De Tonnac: Es gibt ungefähr 600 Millionen unbeschäftigte junge Menschen auf der Welt. Das ist ein soziales Problem, aber auch ein riesiges wirtschaftliches Potenzial. Wir unterstützen, trainieren und beraten diese jungen Entrepreneurs mit unseren Start-up-Wettbewerben. Und wir stellen ihnen Kapital zur Verfügung.

ZEIT: Sie haben Seedstars im Jahr 2013 zusammen mit drei Partnern gegründet. Sie alle waren damals Mitte 20. War der soziale Gedanke von Anfang an Teil Ihres Plans?

De Tonnac: Nein, das passierte einfach. Unsere Generation, die Millennials, ist von einer Sache extrem überzeugt: dass Profit und sinnhafte Arbeit Hand in Hand gehen können. Für meine Eltern war es wichtig, ein Haus zu besitzen, ein Auto. Ich will nur so viele Gegenstände wie nötig haben. Nichts, was mich bindet. Die Freiheit, meine Zelte abzubrechen und woanders wieder aufbauen zu können, die ist mir extrem wichtig.

ZEIT: Nach Ihrem Studium sind Sie beim Kosmetikkonzern L’Oréal eingestiegen. Sie hatten einen guten Job, waren aber, in Ihren eigenen Worten, vor allem damit beschäftigt, teuren Lippenstift zu verkaufen.

De Tonnac: Das war damals mein Mindset: Stufe für Stufe die Karriereleiter erklimmen. Status erarbeiten. Und dann die Tage bis zur Pension zählen. Heute kann ich sagen: Das war totaler Bullshit!

ZEIT: Sie verdienten sicher gut.

De Tonnac: Nein, ich hatte einen italienischen Lohn. Des Geldes wegen habe ich es nicht gemacht. Es ging mir um Status.

ZEIT: Heute ist Ihr Lohn also höher?

De Tonnac: Ja.

ZEIT: Um wie viel?

De Tonnac: Das sage ich Ihnen nicht. (lacht)

"Bei meinem Unternehmen habe ich gelernt: Geld ist unser Treib- und Sauerstoff."
Alisée de Tonnac

ZEIT: Sie lebten als Kind ein nomadenhaftes Leben, zogen wegen des Jobs Ihres Vaters von Kontinent zu Kontinent, lebten in Frankreich, Singapur, den USA. Wie war das für Sie?

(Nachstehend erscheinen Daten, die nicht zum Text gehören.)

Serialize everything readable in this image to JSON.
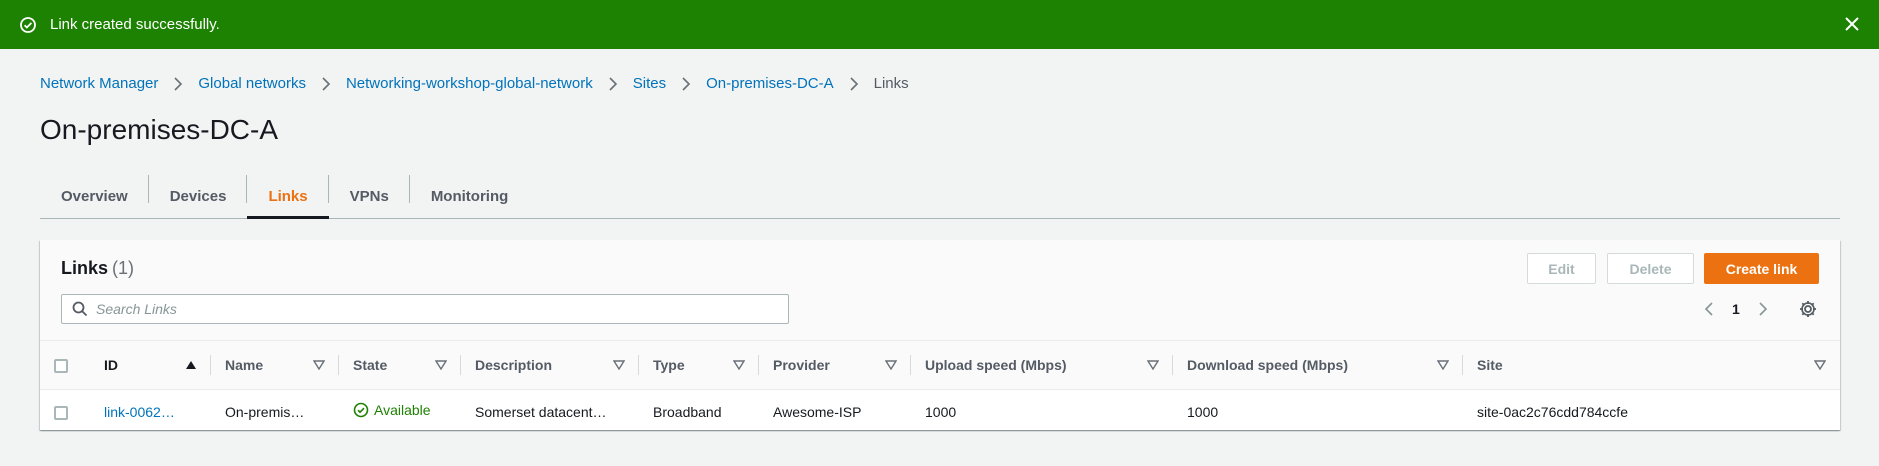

De Tonnac: Meine Eltern sagen heute, ich hätte jeweils am dramatischsten reagiert, wenn wir wieder weiterzogen. Aber ich habe mich dafür auch immer am schnellsten am neuen Ort eingelebt. Eigentlich war es aber eine ziemlich gewöhnliche Kindheit: liebende Eltern, viele Freunde, gute Ausbildung. Fast schon banal.

ZEIT: War Geld in Ihrer Familie ein Thema?

De Tonnac: Kaum. Geld war vorhanden. Also sprach man nicht groß darüber.